Per the recommendation of the two friendly baristas, a blonde gal in a maroon shirt and fringed boots and a tall fellow with a beard and a gray hoodie, I got the Ethiopian. They let me sample it first, which was the kindest. It is rather berry flavored but much less harsh than many of the fruitier coffees I’ve tried. In addition, Atlas Coffees offers free refills on both for-here and to-go coffee—all day. I’ve never had a coffee place offer refills on to-go coffee, and it might be the best thing.
I’ve been pondering my word for the year: fearlessness.
I want to learn the places I’m afraid and press through them into something deeper. Something called fearlessness. Something called bravery.

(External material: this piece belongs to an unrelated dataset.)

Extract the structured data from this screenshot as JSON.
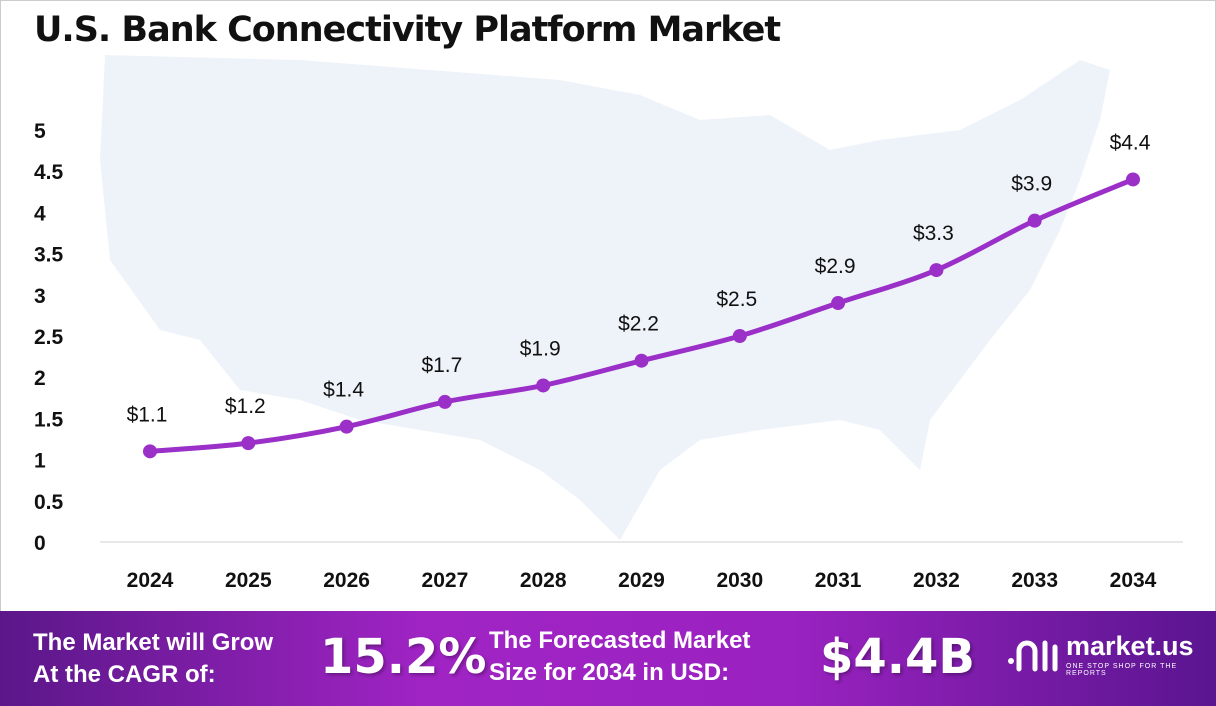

In the past 3 days, I’ve driven over 12 hours across the country by myself and did acro-yoga for the first time (thanks to my friend Elaine for encouraging me to be brave). Both of these things scared me 4 days ago (hoenstly, I didn’t even know what acro-yoga was). But I did them.
Small bits of bravery. And I’m at it again this morning. I am sitting in the table just to the right of the door, across from the trash and honey and napkins. I picked it for the proximity to the window. That’s usually how I pick my tables. I read a couple emails and made a couple phone calls and I was physically shaking partly from coffee and lack of sleep, but mostly from nerves.
But I did it. Fearlessness. I’m leaning into that word today.